26 mei 2016

Erfelijkheidstest voor stellen met kinderwens

De test bepaalt of de toekomstige ouders drager zijn van ernstige erfelijke ziektes die relatief vaak voorkomen, zoals taaislijmziekte (cystic fibrosis, CF) en erfelijke bloedarmoede (zoals sikkelcelziekte en thalassemie). Ook wordt gekeken naar een aantal meer zeldzame ernstige erfelijke aandoeningen. Sommige daarvan komen binnen bepaalde bevolkingsgroepen vaker voor. De dragerschapstest vindt plaats voordat de vrouw zwanger is.

Als beide partners dragers zijn van dezelfde erfelijke ziekte, hebben zij een verhoogde kans op het krijgen van een kind met deze ziekte.
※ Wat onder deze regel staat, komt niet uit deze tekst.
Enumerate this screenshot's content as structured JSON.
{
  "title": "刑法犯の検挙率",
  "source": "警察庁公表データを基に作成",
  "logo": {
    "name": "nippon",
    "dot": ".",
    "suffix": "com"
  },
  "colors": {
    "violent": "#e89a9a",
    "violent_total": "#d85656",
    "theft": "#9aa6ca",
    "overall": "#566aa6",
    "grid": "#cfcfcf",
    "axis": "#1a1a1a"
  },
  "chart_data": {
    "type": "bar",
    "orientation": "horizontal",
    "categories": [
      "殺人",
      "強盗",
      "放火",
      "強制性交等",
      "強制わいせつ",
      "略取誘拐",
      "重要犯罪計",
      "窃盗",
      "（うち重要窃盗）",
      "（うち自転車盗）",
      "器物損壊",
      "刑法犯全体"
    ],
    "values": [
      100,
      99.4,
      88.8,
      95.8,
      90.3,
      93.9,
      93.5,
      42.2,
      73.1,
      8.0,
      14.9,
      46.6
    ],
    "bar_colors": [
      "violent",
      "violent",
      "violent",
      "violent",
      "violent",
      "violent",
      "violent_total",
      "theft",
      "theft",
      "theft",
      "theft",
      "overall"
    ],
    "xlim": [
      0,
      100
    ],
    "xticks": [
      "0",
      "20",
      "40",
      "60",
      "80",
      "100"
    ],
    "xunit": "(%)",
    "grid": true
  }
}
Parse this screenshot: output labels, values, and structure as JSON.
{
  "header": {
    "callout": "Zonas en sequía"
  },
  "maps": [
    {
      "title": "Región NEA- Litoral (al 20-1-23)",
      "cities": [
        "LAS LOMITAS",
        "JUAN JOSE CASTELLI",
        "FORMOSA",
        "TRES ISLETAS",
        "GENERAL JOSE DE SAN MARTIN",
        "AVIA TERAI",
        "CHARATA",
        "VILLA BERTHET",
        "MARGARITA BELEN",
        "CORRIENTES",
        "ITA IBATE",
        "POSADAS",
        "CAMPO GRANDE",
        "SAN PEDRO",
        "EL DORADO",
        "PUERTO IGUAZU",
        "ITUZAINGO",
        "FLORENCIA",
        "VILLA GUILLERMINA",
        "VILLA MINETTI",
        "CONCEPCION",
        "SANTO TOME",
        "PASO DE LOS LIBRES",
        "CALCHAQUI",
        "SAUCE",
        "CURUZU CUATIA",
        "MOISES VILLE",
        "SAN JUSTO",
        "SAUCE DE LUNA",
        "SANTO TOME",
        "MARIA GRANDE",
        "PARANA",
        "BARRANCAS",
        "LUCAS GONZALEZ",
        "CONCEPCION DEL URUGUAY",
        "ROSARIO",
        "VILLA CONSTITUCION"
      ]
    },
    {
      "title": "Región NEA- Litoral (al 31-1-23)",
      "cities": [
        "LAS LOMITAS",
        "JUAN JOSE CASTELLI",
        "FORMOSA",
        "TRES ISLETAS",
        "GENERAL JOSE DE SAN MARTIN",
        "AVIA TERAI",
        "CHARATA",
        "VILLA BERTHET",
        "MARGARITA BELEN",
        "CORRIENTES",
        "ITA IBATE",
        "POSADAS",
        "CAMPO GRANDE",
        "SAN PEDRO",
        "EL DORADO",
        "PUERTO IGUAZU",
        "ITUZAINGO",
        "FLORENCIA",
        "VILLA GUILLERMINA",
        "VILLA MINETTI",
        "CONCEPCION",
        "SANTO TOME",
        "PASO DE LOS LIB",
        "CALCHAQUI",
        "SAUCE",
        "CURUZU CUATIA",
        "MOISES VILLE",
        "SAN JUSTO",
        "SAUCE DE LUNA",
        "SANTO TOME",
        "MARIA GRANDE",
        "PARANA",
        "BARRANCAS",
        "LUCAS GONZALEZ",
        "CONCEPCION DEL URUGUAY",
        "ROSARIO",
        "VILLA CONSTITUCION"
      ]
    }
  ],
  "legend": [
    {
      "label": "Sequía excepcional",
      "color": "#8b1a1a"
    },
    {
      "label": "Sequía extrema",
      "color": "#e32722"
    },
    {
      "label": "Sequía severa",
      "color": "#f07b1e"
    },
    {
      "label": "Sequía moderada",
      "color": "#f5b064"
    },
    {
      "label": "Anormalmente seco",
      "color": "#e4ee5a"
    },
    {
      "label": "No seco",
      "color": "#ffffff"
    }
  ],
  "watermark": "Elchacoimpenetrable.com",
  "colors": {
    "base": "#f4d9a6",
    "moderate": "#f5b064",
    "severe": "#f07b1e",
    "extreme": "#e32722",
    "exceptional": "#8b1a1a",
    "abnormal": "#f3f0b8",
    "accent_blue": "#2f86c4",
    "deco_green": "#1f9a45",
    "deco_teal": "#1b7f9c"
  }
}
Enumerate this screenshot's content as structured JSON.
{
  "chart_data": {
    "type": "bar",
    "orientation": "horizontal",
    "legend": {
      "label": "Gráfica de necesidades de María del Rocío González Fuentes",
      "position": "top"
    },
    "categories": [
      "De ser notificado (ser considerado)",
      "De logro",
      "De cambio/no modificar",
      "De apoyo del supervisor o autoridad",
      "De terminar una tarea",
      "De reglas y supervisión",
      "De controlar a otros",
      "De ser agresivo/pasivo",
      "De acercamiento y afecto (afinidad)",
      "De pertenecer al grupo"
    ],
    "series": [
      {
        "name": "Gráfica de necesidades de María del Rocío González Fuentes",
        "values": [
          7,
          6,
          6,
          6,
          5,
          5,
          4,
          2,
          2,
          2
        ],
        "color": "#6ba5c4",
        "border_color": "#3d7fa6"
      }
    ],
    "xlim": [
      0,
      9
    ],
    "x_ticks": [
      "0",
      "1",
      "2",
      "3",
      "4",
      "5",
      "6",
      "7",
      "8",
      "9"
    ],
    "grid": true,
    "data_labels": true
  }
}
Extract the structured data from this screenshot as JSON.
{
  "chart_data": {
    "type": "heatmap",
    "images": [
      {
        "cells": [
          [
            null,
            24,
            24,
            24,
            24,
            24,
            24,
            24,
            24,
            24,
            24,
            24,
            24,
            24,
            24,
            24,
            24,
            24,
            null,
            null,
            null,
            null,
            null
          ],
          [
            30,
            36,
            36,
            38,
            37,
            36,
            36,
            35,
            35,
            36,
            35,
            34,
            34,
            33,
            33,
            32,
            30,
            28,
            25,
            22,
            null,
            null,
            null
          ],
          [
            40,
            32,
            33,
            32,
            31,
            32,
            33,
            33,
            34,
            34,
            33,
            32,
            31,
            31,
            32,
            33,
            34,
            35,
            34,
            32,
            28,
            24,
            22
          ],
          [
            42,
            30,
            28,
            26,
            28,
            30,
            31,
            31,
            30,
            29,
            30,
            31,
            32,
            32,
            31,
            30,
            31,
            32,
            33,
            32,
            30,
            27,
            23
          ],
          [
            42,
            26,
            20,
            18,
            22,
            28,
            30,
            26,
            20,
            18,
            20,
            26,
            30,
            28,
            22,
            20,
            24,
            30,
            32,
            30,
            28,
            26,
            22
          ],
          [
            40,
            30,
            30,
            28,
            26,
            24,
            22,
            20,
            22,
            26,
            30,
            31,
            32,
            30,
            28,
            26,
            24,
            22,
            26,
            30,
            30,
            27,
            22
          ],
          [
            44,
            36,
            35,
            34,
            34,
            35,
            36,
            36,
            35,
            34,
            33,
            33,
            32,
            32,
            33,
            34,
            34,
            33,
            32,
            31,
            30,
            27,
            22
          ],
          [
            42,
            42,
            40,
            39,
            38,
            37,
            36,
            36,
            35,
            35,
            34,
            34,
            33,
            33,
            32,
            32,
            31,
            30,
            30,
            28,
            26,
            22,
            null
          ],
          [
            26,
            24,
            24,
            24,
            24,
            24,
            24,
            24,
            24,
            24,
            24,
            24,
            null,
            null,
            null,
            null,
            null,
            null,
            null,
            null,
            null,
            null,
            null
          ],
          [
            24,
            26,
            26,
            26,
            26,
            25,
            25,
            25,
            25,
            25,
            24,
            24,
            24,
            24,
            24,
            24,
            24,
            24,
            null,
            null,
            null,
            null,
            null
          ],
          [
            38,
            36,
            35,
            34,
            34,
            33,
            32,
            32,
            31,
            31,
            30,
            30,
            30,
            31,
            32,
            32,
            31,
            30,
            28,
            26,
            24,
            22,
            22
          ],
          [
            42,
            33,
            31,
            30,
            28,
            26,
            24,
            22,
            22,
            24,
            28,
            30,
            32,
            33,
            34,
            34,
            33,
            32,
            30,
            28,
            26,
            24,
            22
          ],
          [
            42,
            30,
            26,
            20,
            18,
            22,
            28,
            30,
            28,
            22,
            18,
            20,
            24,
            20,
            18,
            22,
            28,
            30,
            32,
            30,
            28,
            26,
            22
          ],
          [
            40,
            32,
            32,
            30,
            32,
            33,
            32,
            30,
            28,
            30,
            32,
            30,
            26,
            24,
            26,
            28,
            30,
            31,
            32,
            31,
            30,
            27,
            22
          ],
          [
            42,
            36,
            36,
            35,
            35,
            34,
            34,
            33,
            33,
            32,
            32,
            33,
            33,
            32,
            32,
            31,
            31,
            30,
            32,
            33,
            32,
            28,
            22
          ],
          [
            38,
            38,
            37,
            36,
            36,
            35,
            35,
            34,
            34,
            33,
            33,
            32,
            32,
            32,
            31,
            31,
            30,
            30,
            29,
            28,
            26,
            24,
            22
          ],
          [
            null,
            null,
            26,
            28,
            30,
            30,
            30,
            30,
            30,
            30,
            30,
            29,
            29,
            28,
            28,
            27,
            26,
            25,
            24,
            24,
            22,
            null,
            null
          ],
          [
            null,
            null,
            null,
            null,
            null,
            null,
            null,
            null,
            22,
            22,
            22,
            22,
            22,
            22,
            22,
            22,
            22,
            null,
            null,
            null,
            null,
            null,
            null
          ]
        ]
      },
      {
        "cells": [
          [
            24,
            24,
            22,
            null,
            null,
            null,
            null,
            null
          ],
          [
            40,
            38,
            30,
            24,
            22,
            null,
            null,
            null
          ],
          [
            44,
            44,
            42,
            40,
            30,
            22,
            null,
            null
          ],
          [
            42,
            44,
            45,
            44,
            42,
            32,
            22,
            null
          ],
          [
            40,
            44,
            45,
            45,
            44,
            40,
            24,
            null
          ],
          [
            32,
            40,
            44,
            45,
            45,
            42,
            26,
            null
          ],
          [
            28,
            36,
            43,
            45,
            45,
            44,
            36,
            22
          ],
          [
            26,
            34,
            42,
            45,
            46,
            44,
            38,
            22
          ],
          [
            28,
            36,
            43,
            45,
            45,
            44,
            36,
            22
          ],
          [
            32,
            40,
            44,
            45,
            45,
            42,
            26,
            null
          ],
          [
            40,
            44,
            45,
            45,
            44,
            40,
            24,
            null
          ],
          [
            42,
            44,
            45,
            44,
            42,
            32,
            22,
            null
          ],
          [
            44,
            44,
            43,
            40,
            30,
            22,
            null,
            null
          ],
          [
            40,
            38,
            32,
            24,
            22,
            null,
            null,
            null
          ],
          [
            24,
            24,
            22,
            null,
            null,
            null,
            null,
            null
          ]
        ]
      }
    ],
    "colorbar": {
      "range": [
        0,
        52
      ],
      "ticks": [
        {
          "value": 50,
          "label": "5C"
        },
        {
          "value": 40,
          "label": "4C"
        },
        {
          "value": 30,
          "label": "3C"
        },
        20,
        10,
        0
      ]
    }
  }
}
De kans dat beide partners drager zijn van dezelfde ziekte is ongeveer 1 op de 150. Sommige paren hebben voor bepaalde aandoeningen een hogere kans op dragerschap.

Het doel van de dragerschapstest is paren die dat wensen tijdig te informeren over hun verhoogde risico op het krijgen van een kind met een ernstige erfelijke aandoening. Hierdoor kunnen zij goed geïnformeerd beslissen over het krijgen van kinderen. Als de test aantoont dat ze grotere kans hebben op een kind met een ernstige erfelijke ziekte dan kunnen ze kiezen voor IVF waarbij het embryo voor terugplaatsing wordt onderzocht, voor onderzoek tijdens de zwangerschap of afzien van een zwangerschap. Bij de dragerschapstest staat het bieden van zinvolle informatie over de mogelijkheden en het voorkomen van leed voorop. Bij paren die geïnteresseerd zijn in de dragerschapstest wordt onderzocht waarom ze voor de test kiezen, wat ze van het aanbod vinden en wat ze met de uitslag doen.

Minister Schippers heeft laten weten dat vanuit de klinische genetica voldoende ervaring is om de test aan een breed publiek aan te bieden. De dragerschapstest is immers geen nieuwe ontwikkeling, want op medische indicatie wordt deze al langer aangeboden. Er is geen vergunning vereist volgens de Wet op het Bevolkingsonderzoek (WBO), dus AMC en VUmc zijn vrij om de test aan te bieden.’